Perhaps playing on this dichotomy present in his songs (which early critics assumed were about Smith's own battles with drug addiction), Smith titled his 1997 follow-up Either/Or. It was on this album that he began stretching beyond the confines of his "punk folkie" label, adding electric accompaniment and stick-in-your-head harmonies to augment his downbeat diatribes. One of Either/Or's many gems, "Pictures of Me," was a prescient account of Smith's revulsion at the prospect of celebrity: "So sick and tired of all these pictures of me / Completely wrong / Totally wrong." The sentiment would mark Smith for the next three years, as critics repeatedly portrayed him as a reticent pop idol who hated the attention foisted upon him by fawning reviewers and fans.

Shortly after Either/Or's release, Smith gained national attention when "Miss Misery," a song he composed for Gus Van Sant's film Good Will Hunting, was nominated for an Academy Award. The surreal Oscar-night performance that followed (which featured Smith, clad in an ill-fitting white tuxedo, playing alongside such adult-contemporary luminaries as Celine Dion and Trisha Yearwood) caught the eye of scouts at Dreamworks' newly formed record division.

XO, Smith's major label debut, shocked many of his fans, who thought the album's sparkling production, soaring string arrangements and multi-tracked harmonies sounded like a bid for Top 40 fame.

On Smith's early recordings (done mostly on 8-track tape in friends' basements), there was a ghostly intimacy that enchanted the listener; you could hear Smith sigh between lyrics or catch the gentle scrape of his fingers on the guitar's strings as he changed chords.

But underneath the DIY aesthetic of his early work were signs of an ambition and talent too vast for the underground to contain. On XO's "Independence Day," an ode to personal transformation built upon the simple metaphor of a butterfly emerging from its cocoon, Smith described his musical evolution even as he predicted the backlash that would inevitably attend it: "Ooh, don't go too far / Stay who you are Everybody knows / You only live a day / But it's brilliant anyway."

The metaphor begs an important question: Just who is Elliott Smith, exactly? Acoustic folkie? Troubled troubadour? King of pop? Figure 8, Smith's latest effort, finds the artist at a musical peak, yet many fans insist his songs have lost something in the big-budget translation. In one sense, they're right; much of the intimacy of Smith's earlier work has been lost.

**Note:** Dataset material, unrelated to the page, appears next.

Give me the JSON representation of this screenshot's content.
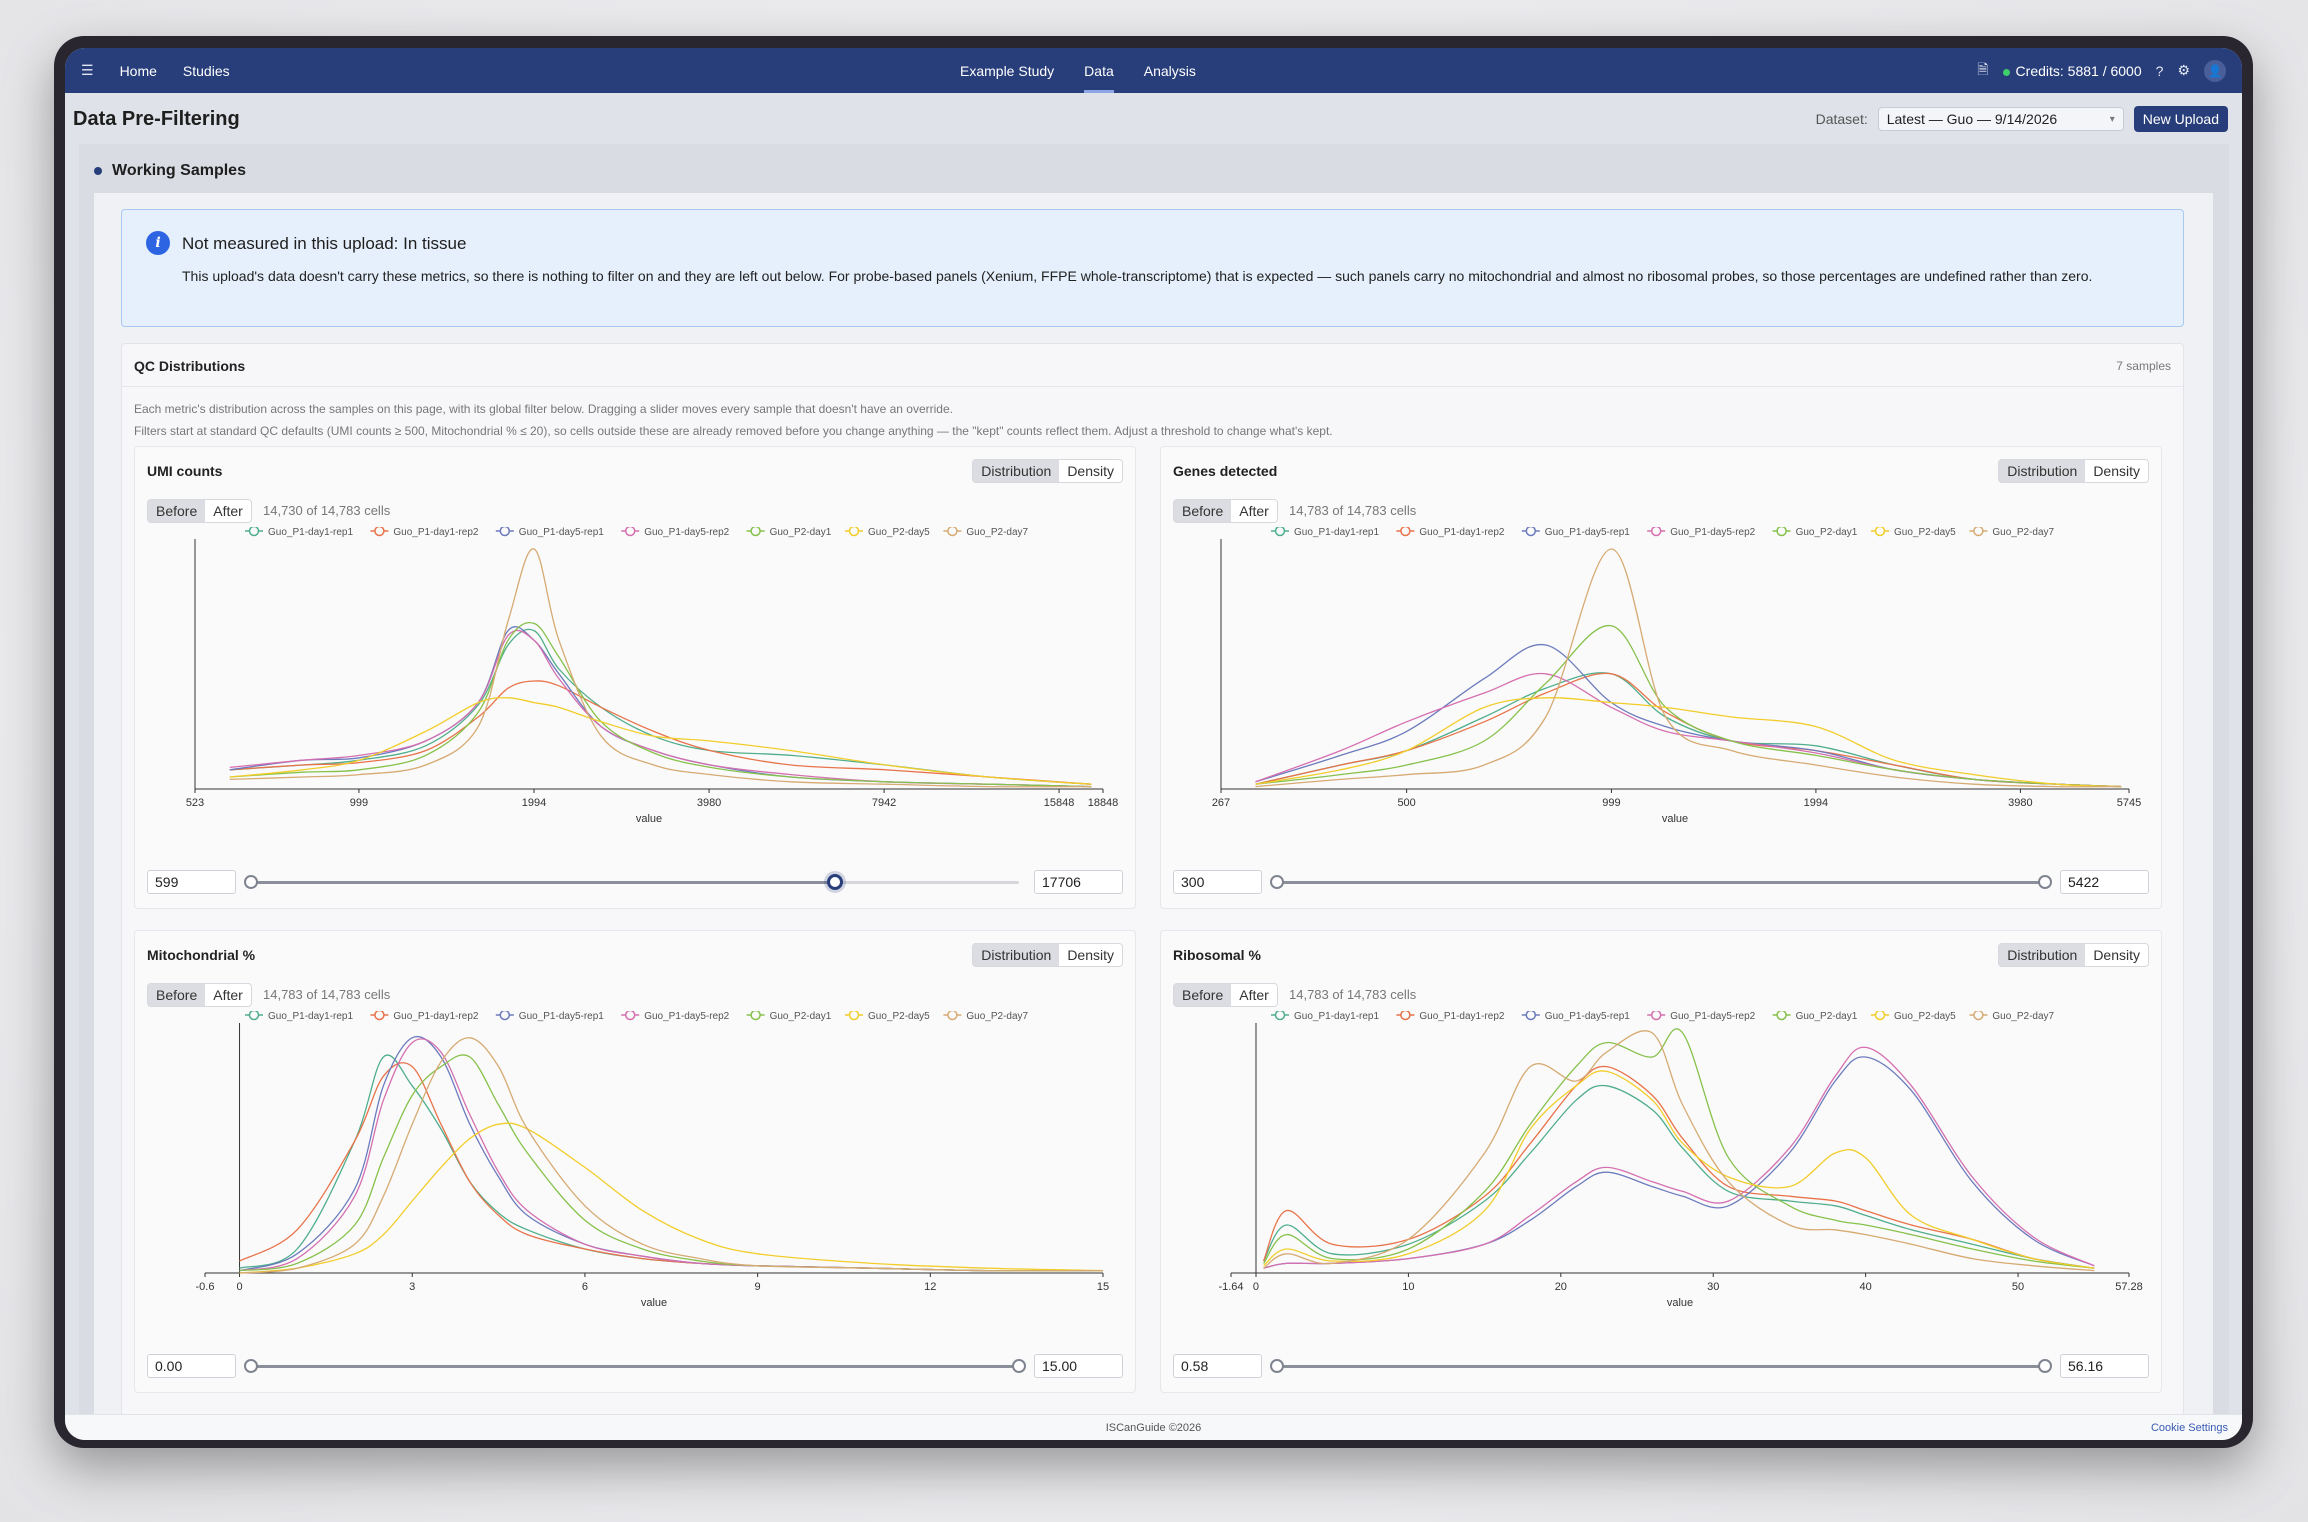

But what remains is no less satisfying: grand, exquisitely crafted pop tunes that put today's melody-deficient rock acts to shame.

Smith's evolution shouldn't be much of a surprise. From the "Rocky Raccoon"-cribbed intro of Either/Or's "Between the Bars" to the bouncing guitar-jaunt borrowed from Sgt. Pepper's "Getting Better" for XO's "Baby Britain," Smith's Beatles obsession has been a persistent presence in his work. On Figure 8, Smith is finally able to internalize the Beatles' knack for song craft without paying direct homage to specific works. The result is an album packed with innovative arrangements and colored with a diverse tonal palette, such as the haunting piano and echoing drums of "Everything means nothing to me" and the melancholy organ that undermines the optimistic coda of "Happiness."

There is glorious music in Smith's blood, and it pulses stronger than any commitment to the garage-rock aesthetic. Smith seems to be embracing his newfound success with a smile, no longer afraid of the celebrity that surrounds him. As he notes on Figure 8's joyous "L.A.," the future is bright: "Stepping out, out for a change / Good morning all, it's a beautiful day."